- Born: Ernest (Kopul) Krausz August 13, 1931 Alba Iulia, Romania
- Died: December 10, 2018 (aged 87) Tel Aviv, Israel
- Known for: Professor of Sociology, Rector, and Acting President at Bar Ilan University; Professor at the Netanya Academic College;

= Ernest Krausz =

Israeli Professor of Sociology, Rector (1931–2018)

Ernest (Kopul) Krausz (Hebrew: ארנסט קראוס; August 13, 1931 - December 10, 2018) was an Israeli professor of sociology who served as rector and Acting President of Bar Ilan University. He also taught at Netanya Academic College.

==Biography==
Ernest Krausz was born in Romania. His parents were Rabbi Moshe Eliezer Krausz and Beila (née Gottlieb), and he and his two sisters were raised in Alba Iulia, where his father was Chief Rabbi.

He arrived in Britain from Romania two years after the end of World War Two, at 17 years of age. In England his father served in rabbinical positions in Leeds and London.

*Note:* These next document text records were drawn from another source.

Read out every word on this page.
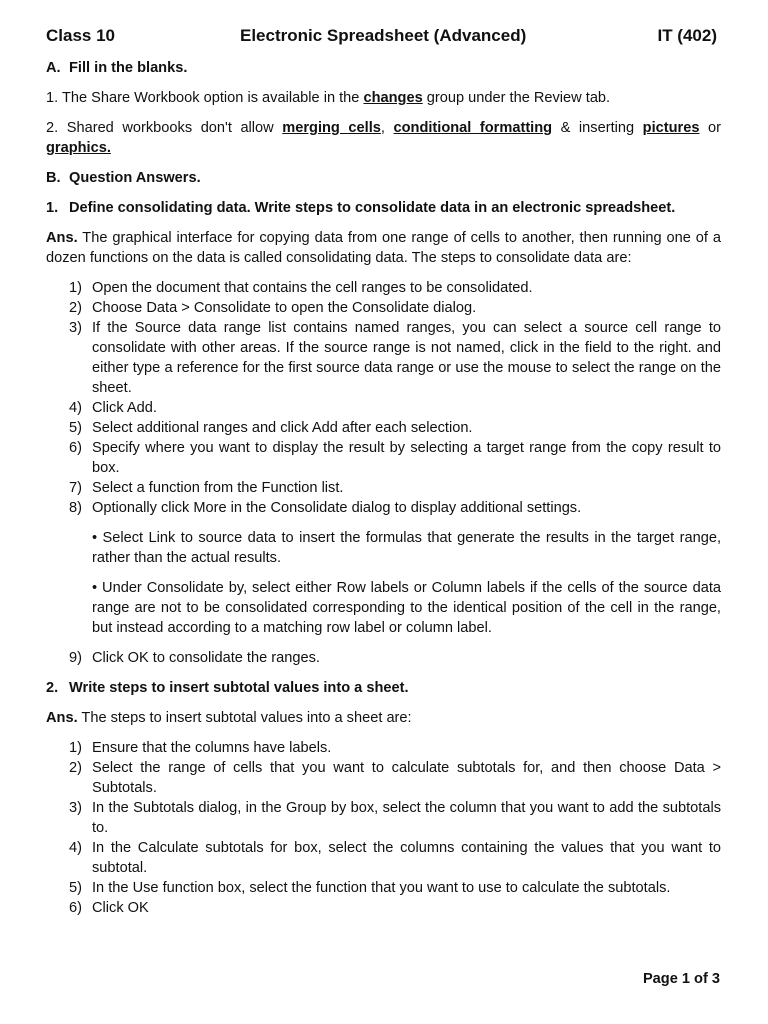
Class 10	Electronic Spreadsheet (Advanced)	IT (402)
A. Fill in the blanks.

1. The Share Workbook option is available in the changes group under the Review tab.

2. Shared workbooks don't allow merging cells, conditional formatting & inserting pictures or graphics.

B. Question Answers.
1. Define consolidating data. Write steps to consolidate data in an electronic spreadsheet.

Ans. The graphical interface for copying data from one range of cells to another, then running one of a dozen functions on the data is called consolidating data. The steps to consolidate data are:

1) Open the document that contains the cell ranges to be consolidated.
2) Choose Data > Consolidate to open the Consolidate dialog.
3) If the Source data range list contains named ranges, you can select a source cell range to consolidate with other areas. If the source range is not named, click in the field to the right. and either type a reference for the first source data range or use the mouse to select the range on the sheet.
4) Click Add.
5) Select additional ranges and click Add after each selection.
6) Specify where you want to display the result by selecting a target range from the copy result to box.
7) Select a function from the Function list.
8) Optionally click More in the Consolidate dialog to display additional settings.
• Select Link to source data to insert the formulas that generate the results in the target range, rather than the actual results.
• Under Consolidate by, select either Row labels or Column labels if the cells of the source data range are not to be consolidated corresponding to the identical position of the cell in the range, but instead according to a matching row label or column label.
9) Click OK to consolidate the ranges.
2. Write steps to insert subtotal values into a sheet.

Ans. The steps to insert subtotal values into a sheet are:

1) Ensure that the columns have labels.
2) Select the range of cells that you want to calculate subtotals for, and then choose Data > Subtotals.
3) In the Subtotals dialog, in the Group by box, select the column that you want to add the subtotals to.
4) In the Calculate subtotals for box, select the columns containing the values that you want to subtotal.
5) In the Use function box, select the function that you want to use to calculate the subtotals.
6) Click OK
Page 1 of 3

Krausz attended Etz Chaim Yeshiva in London for four years. He was a graduate of the University of London (B.Sc.(Econ.), M.Sc.), and then graduated from the London School of Economics with a PhD in sociology. He then taught at various colleges, and finally as a professor at City University, London. In 1962, he married Gillian Collins and they settled in Golders Green.

==Academic career==
In 1972 Krausz was appointed Professor of Sociology at Bar Ilan University. He became Dean of the Social Science Faculty (1973 to 1976), then Rector (1986 to 1989), and then served as Acting President of the university in 1989, succeeding Michael Albeck and followed by Zvi Arad. From 1991 to 1997 Krausz was a member of the Planning and Budgeting Committee of the Council for Higher Education in Israel.

After he retired from Bar Ilan University in 2001, he taught for 12 years as a professor in the School of Behavioral Sciences at the Netanya Academic College.

==Published works==
Among the books he wrote were Leeds Jewry: Its History and Social Structure (Jewish Historical Society of England, 1964), Sociology in Britain: A Survey of Research (Columbia University Press, 1969), Ethnic Minorities in Britain (MacGibbon and Kee, 1971), Studies of Israeli Society: Migration, Ethnicity and Community (Transaction Pub, 1980), Migration, ethnicity and community (Transaction, 1981), The Sociology of the Kibbutz (Transaction Books, 1983), Education in a Comparative Context (Transaction Publishers, 1989), The Limits of Science (Peter Lang, 2000), Education, Nihilism, and Survival (Routledge, 2017), and Politics and Society in Israel (Routledge, 2017).